O carteiro toca duas vezes e conversa sobre o “Correio do Vouga” de 30 de janeiro

O nosso Jornal É – a gente impressiona-se mais quando morre alguém, mas também nos sentimos morrer ao ver tanta coisa a correr mal, destruindo o pouco que nos parecia seguro. Não há nada, então, como sentir afecto à nossa volta, a dar-nos o sabor da esperança (5). O pior é que não sofremos só com os caprichos do tempo! (13). Há leis e ordens que mais parecem vendavais que nos viram a vida do avesso (24).

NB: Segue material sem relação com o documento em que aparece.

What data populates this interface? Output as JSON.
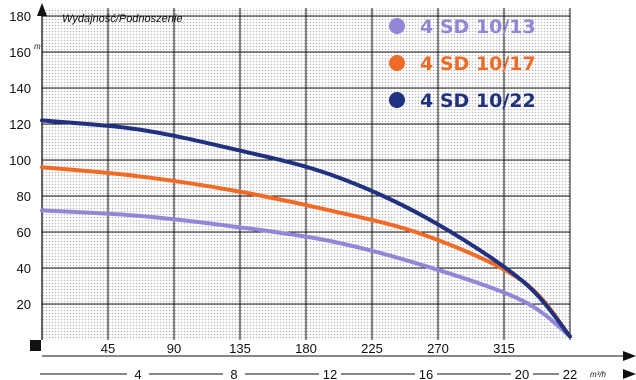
{
  "chart_data": {
    "type": "line",
    "ylabel": "Wydajność/Podnoszenie",
    "y_unit": "m",
    "x_unit": "m³/h",
    "ylim": [
      0,
      180
    ],
    "y_ticks": [
      "20",
      "40",
      "60",
      "80",
      "100",
      "120",
      "140",
      "160",
      "180"
    ],
    "x_ticks_top": [
      "45",
      "90",
      "135",
      "180",
      "225",
      "270",
      "315"
    ],
    "x_ticks_bottom": [
      "4",
      "8",
      "12",
      "16",
      "20",
      "22"
    ],
    "xlim": [
      0,
      22
    ],
    "grid": true,
    "legend_position": "top-right",
    "series": [
      {
        "name": "4 SD 10/13",
        "color": "#9187d6",
        "points": [
          [
            0,
            72
          ],
          [
            4,
            69
          ],
          [
            8,
            63
          ],
          [
            12,
            55
          ],
          [
            16,
            41
          ],
          [
            20,
            22
          ],
          [
            22,
            2
          ]
        ]
      },
      {
        "name": "4 SD 10/17",
        "color": "#f26b26",
        "points": [
          [
            0,
            96
          ],
          [
            4,
            91
          ],
          [
            8,
            83
          ],
          [
            12,
            72
          ],
          [
            16,
            58
          ],
          [
            20,
            33
          ],
          [
            22,
            2
          ]
        ]
      },
      {
        "name": "4 SD 10/22",
        "color": "#20317f",
        "points": [
          [
            0,
            122
          ],
          [
            4,
            117
          ],
          [
            8,
            106
          ],
          [
            12,
            92
          ],
          [
            16,
            68
          ],
          [
            20,
            33
          ],
          [
            22,
            2
          ]
        ]
      }
    ]
  }
}
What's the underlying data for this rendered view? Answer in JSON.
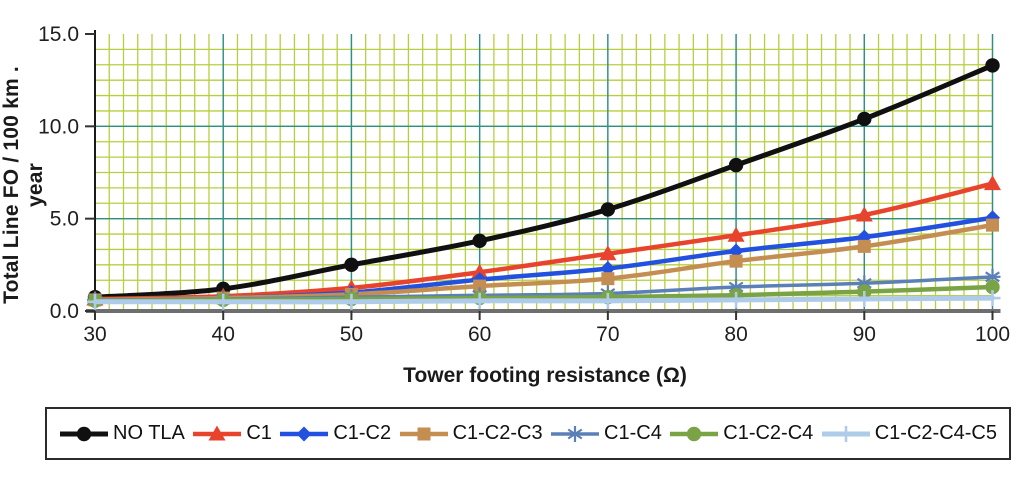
{
  "figure": {
    "background": "#ffffff"
  },
  "chart_data": {
    "type": "line",
    "title": "",
    "xlabel": "Tower footing resistance (Ω)",
    "ylabel": "Total Line FO / 100 km . year",
    "x": [
      30,
      40,
      50,
      60,
      70,
      80,
      90,
      100
    ],
    "xlim": [
      30,
      100
    ],
    "ylim": [
      0,
      15
    ],
    "y_ticks": [
      0,
      5,
      10,
      15
    ],
    "y_tick_labels": [
      "0.0",
      "5.0",
      "10.0",
      "15.0"
    ],
    "x_tick_labels": [
      "30",
      "40",
      "50",
      "60",
      "70",
      "80",
      "90",
      "100"
    ],
    "grid": {
      "minor_color": "#b6cf40",
      "major_color": "#2e8f85",
      "x_minor_divisions_per_major": 9,
      "y_minor_divisions_per_major": 6
    },
    "axis_colors": {
      "y_axis": "#1a1a1a",
      "x_axis": "#6e6e6e",
      "tick": "#333333"
    },
    "legend_position": "bottom",
    "smoothed_lines": true,
    "series": [
      {
        "name": "NO TLA",
        "color": "#101010",
        "marker": "circle",
        "line_width": 5,
        "values": [
          0.75,
          1.2,
          2.5,
          3.8,
          5.5,
          7.9,
          10.4,
          13.3
        ]
      },
      {
        "name": "C1",
        "color": "#e8432c",
        "marker": "triangle",
        "line_width": 4.5,
        "values": [
          0.65,
          0.8,
          1.25,
          2.1,
          3.1,
          4.1,
          5.2,
          6.9
        ]
      },
      {
        "name": "C1-C2",
        "color": "#2251e0",
        "marker": "diamond",
        "line_width": 4.5,
        "values": [
          0.6,
          0.7,
          1.0,
          1.7,
          2.3,
          3.25,
          4.0,
          5.05
        ]
      },
      {
        "name": "C1-C2-C3",
        "color": "#c48e52",
        "marker": "square",
        "line_width": 4.5,
        "values": [
          0.6,
          0.7,
          0.9,
          1.35,
          1.75,
          2.7,
          3.5,
          4.65
        ]
      },
      {
        "name": "C1-C4",
        "color": "#5b80b8",
        "marker": "asterisk",
        "line_width": 3.5,
        "values": [
          0.6,
          0.65,
          0.75,
          0.85,
          0.95,
          1.3,
          1.5,
          1.85
        ]
      },
      {
        "name": "C1-C2-C4",
        "color": "#7aa345",
        "marker": "circle",
        "line_width": 4.5,
        "values": [
          0.55,
          0.6,
          0.65,
          0.7,
          0.75,
          0.85,
          1.05,
          1.3
        ]
      },
      {
        "name": "C1-C2-C4-C5",
        "color": "#aecbe9",
        "marker": "plus",
        "line_width": 5,
        "values": [
          0.5,
          0.5,
          0.5,
          0.55,
          0.55,
          0.6,
          0.65,
          0.7
        ]
      }
    ]
  }
}
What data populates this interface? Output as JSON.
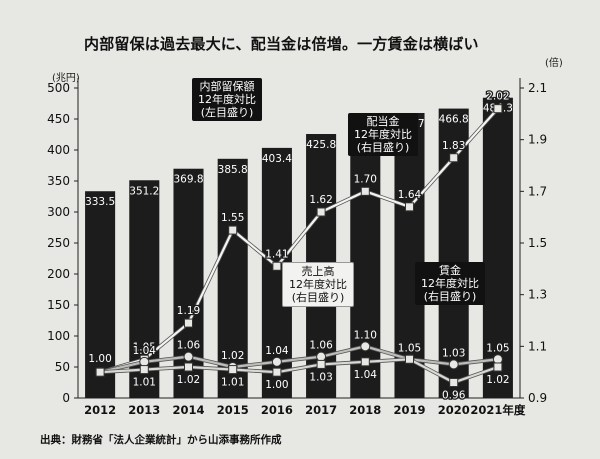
{
  "title": "内部留保は過去最大に、配当金は倍増。一方賃金は横ばい",
  "source": "出典：財務省「法人企業統計」から山添事務所作成",
  "chart_data": {
    "type": "bar",
    "categories": [
      "2012",
      "2013",
      "2014",
      "2015",
      "2016",
      "2017",
      "2018",
      "2019",
      "2020",
      "2021年度"
    ],
    "left_axis": {
      "unit": "(兆円)",
      "ylim": [
        0,
        500
      ],
      "ticks": [
        0,
        50,
        100,
        150,
        200,
        250,
        300,
        350,
        400,
        450,
        500
      ]
    },
    "right_axis": {
      "unit": "(倍)",
      "ylim": [
        0.9,
        2.1
      ],
      "ticks": [
        0.9,
        1.1,
        1.3,
        1.5,
        1.7,
        1.9,
        2.1
      ]
    },
    "series": [
      {
        "label_lines": [
          "内部留保額",
          "12年度対比",
          "(左目盛り)"
        ],
        "kind": "bar",
        "axis": "left",
        "values": [
          333.5,
          351.2,
          369.8,
          385.8,
          403.4,
          425.8,
          449.1,
          459.7,
          466.8,
          484.3
        ],
        "labels": [
          "333.5",
          "351.2",
          "369.8",
          "385.8",
          "403.4",
          "425.8",
          "449.1",
          "459.7",
          "466.8",
          "484.3"
        ]
      },
      {
        "label_lines": [
          "配当金",
          "12年度対比",
          "(右目盛り)"
        ],
        "kind": "line",
        "axis": "right",
        "values": [
          1.0,
          1.05,
          1.19,
          1.55,
          1.41,
          1.62,
          1.7,
          1.64,
          1.83,
          2.02
        ],
        "labels": [
          "1.00",
          "1.05",
          "1.19",
          "1.55",
          "1.41",
          "1.62",
          "1.70",
          "1.64",
          "1.83",
          "2.02"
        ]
      },
      {
        "label_lines": [
          "売上高",
          "12年度対比",
          "(右目盛り)"
        ],
        "kind": "line",
        "axis": "right",
        "values": [
          1.0,
          1.04,
          1.06,
          1.02,
          1.04,
          1.06,
          1.1,
          1.05,
          1.03,
          1.05
        ],
        "labels": [
          "",
          "1.04",
          "1.06",
          "1.02",
          "1.04",
          "1.06",
          "1.10",
          "1.05",
          "1.03",
          "1.05"
        ]
      },
      {
        "label_lines": [
          "賃金",
          "12年度対比",
          "(右目盛り)"
        ],
        "kind": "line",
        "axis": "right",
        "values": [
          1.0,
          1.01,
          1.02,
          1.01,
          1.0,
          1.03,
          1.04,
          1.05,
          0.96,
          1.02
        ],
        "labels": [
          "",
          "1.01",
          "1.02",
          "1.01",
          "1.00",
          "1.03",
          "1.04",
          "",
          "0.96",
          "1.02"
        ]
      }
    ],
    "grid": false,
    "legend": "callouts"
  }
}
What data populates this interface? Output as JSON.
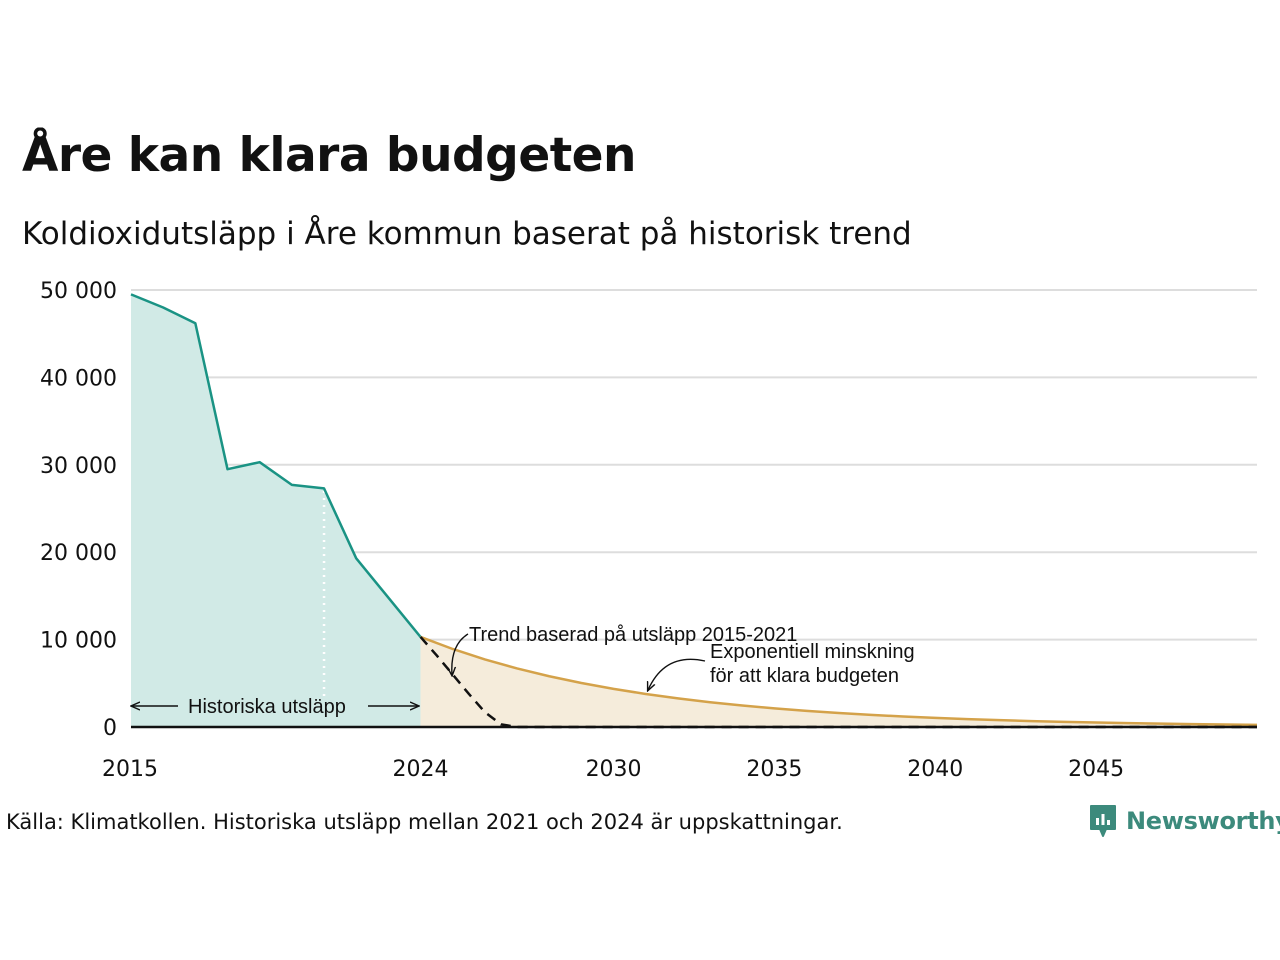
{
  "title": "Åre kan klara budgeten",
  "subtitle": "Koldioxidutsläpp i Åre kommun baserat på historisk trend",
  "source": "Källa: Klimatkollen. Historiska utsläpp mellan 2021 och 2024 är uppskattningar.",
  "brand": "Newsworthy",
  "colors": {
    "historical_line": "#1a9384",
    "historical_fill": "#d1eae6",
    "budget_line": "#d4a24a",
    "budget_fill": "#f5ecdb",
    "trend_line": "#111111",
    "grid": "#dddddd",
    "logo": "#3c8a7c"
  },
  "chart_data": {
    "type": "area",
    "xlim": [
      2015,
      2050
    ],
    "ylim": [
      0,
      50000
    ],
    "x_ticks": [
      2015,
      2024,
      2030,
      2035,
      2040,
      2045
    ],
    "x_tick_labels": [
      "2015",
      "2024",
      "2030",
      "2035",
      "2040",
      "2045"
    ],
    "y_ticks": [
      0,
      10000,
      20000,
      30000,
      40000,
      50000
    ],
    "y_tick_labels": [
      "0",
      "10 000",
      "20 000",
      "30 000",
      "40 000",
      "50 000"
    ],
    "grid": "horizontal",
    "series": [
      {
        "key": "historical",
        "x": [
          2015,
          2016,
          2017,
          2018,
          2019,
          2020,
          2021,
          2022,
          2024
        ],
        "y": [
          49500,
          48000,
          46200,
          29500,
          30300,
          27700,
          27300,
          19300,
          10300
        ]
      },
      {
        "key": "budget",
        "x": [
          2024,
          2025,
          2026,
          2027,
          2028,
          2029,
          2030,
          2031,
          2032,
          2033,
          2034,
          2035,
          2036,
          2037,
          2038,
          2039,
          2040,
          2041,
          2042,
          2043,
          2044,
          2045,
          2046,
          2047,
          2048,
          2049,
          2050
        ],
        "y": [
          10300,
          8925,
          7734,
          6701,
          5807,
          5032,
          4360,
          3778,
          3274,
          2837,
          2458,
          2130,
          1846,
          1599,
          1386,
          1201,
          1041,
          902,
          781,
          677,
          587,
          508,
          440,
          382,
          331,
          287,
          248
        ]
      },
      {
        "key": "trend",
        "x": [
          2024,
          2024.5,
          2025,
          2025.5,
          2026,
          2026.5,
          2027,
          2028,
          2030,
          2035,
          2040,
          2045,
          2050
        ],
        "y": [
          10300,
          8200,
          6000,
          3800,
          1700,
          300,
          0,
          0,
          0,
          0,
          0,
          0,
          0
        ]
      }
    ],
    "vertical_marker_x": 2021,
    "annotations": {
      "historical": "Historiska utsläpp",
      "trend": "Trend baserad på utsläpp 2015-2021",
      "budget_line1": "Exponentiell minskning",
      "budget_line2": "för att klara budgeten"
    }
  }
}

Precisamos mesmo de saber olhar para os vários aspectos das coisas, sem ficarmos ceguinhos de encantamento a favor ou contra. Pois, diz bem: vivemos pendurados do que dizem ou fazem certos «heróis», mesmo se mandam bocas sobre assuntos de que nada percebem… Remédios? Um deles é saber ouvir e contrapor ideias, e que cada qual seja capaz de corrigir o seu modo de ver – sem medo de dizer, doa a quem doer, o que é que está mal e o que é que está bem! (Às vezes só dizê-lo já nos dói e pode-nos custar o pêlo…). Como diz: é viver a sério o que se chama «cidadania» (14) – mas Deus nos livre do «funcionamento democrático» do Parlamento! Má educação, língua duplamente afiada, falta de cultura geral e falta de coragem para ao menos «parecerem» honestos… Não é boa receita, não.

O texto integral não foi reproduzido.